Çocukken çarşaflıydım.

Merhaba, ben 16 yaşında bir lise öğrencisiyim. Uzun zamandır yazılanları okuyup yazmakla yazmamak arasında kalıyordum. Bu gece anlatmak istedim. Öncelikle burada okuduklarıma göre farklı olduğumu söylemek istiyorum. Buradaki çoğu kişi bir zamanlar açık olduğunu söylüyor. Ama ben öyle değilim. Çocukluğumdan beri çarşaflıydım. Bebekken bana uzun elbise ya da çok kapalı şeyler giydirildi, başım kapalı bir şekilde.

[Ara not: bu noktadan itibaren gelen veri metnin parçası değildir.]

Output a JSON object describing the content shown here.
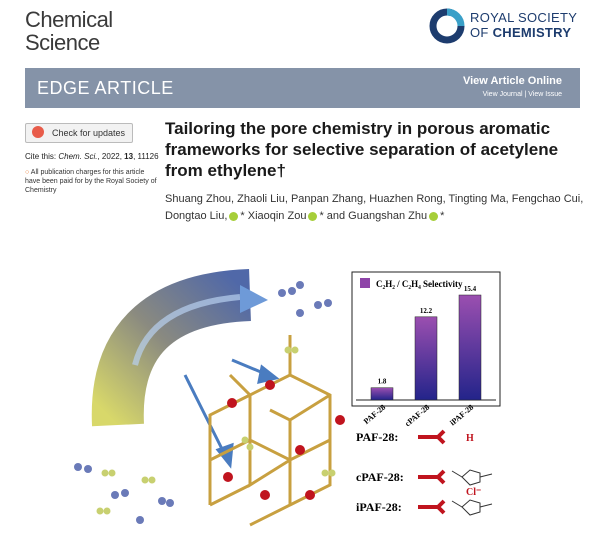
{
  "journal": {
    "name_lines": [
      "Chemical",
      "Science"
    ]
  },
  "publisher": {
    "line1": "ROYAL SOCIETY",
    "line2": [
      "OF",
      "CHEMISTRY"
    ]
  },
  "banner": {
    "article_type": "EDGE ARTICLE",
    "view_online": "View Article Online",
    "view_journal": "View Journal",
    "separator": "|",
    "view_issue": "View Issue"
  },
  "sidebar": {
    "check_updates": "Check for updates",
    "cite": [
      "Cite this: ",
      "Chem. Sci.",
      ", 2022, ",
      "13",
      ", 11126"
    ],
    "open_access": "All publication charges for this article have been paid for by the Royal Society of Chemistry"
  },
  "article": {
    "title_lines": [
      "Tailoring the pore chemistry in porous aromatic",
      "frameworks for selective separation of acetylene",
      "from ethylene†"
    ],
    "authors": [
      "Shuang Zhou, Zhaoli Liu, Panpan Zhang, Huazhen Rong, Tingting Ma, Fengchao Cui,",
      "Dongtao Liu,",
      "* Xiaoqin Zou",
      "* and Guangshan Zhu",
      "*"
    ]
  },
  "graphical_abstract": {
    "chart": {
      "type": "bar",
      "title": "C₂H₂ / C₂H₄ Selectivity",
      "categories": [
        "PAF-28",
        "cPAF-28",
        "iPAF-28"
      ],
      "values": [
        1.8,
        12.2,
        15.4
      ],
      "color": "#8e44a8"
    },
    "structures": [
      {
        "label": "PAF-28:",
        "marker": "H"
      },
      {
        "label": "cPAF-28:"
      },
      {
        "label": "iPAF-28:",
        "marker": "Cl⁻"
      }
    ]
  }
}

Çocukken çarşaflıydım.

İki abim, bir erkek kardeşim var. Her ne kadar çocukluğumdan beri kapalı hatta çarşaflı olsam da annemin ve babamın bana olmamı söylediği o utangaç, çekingen, güler yüzlü, ‘hanım hanımcık’ kız değilim ve olamıyorum. Ve ben bunu her söylediğimde ya “Fıtratın bozuk” ya da “Şeytan senin yerine konuşuyor, bu sen değilsin” lafını işitiyorum. Annem ve babam çok fazla korumacı insanlar. Benim bir telefonum yok mesela, çizim tabletimden yazıyorum şu an -ki o da annem ve babamın almasıyla değil, büyük abimin almasıyla elime geçen bir şey.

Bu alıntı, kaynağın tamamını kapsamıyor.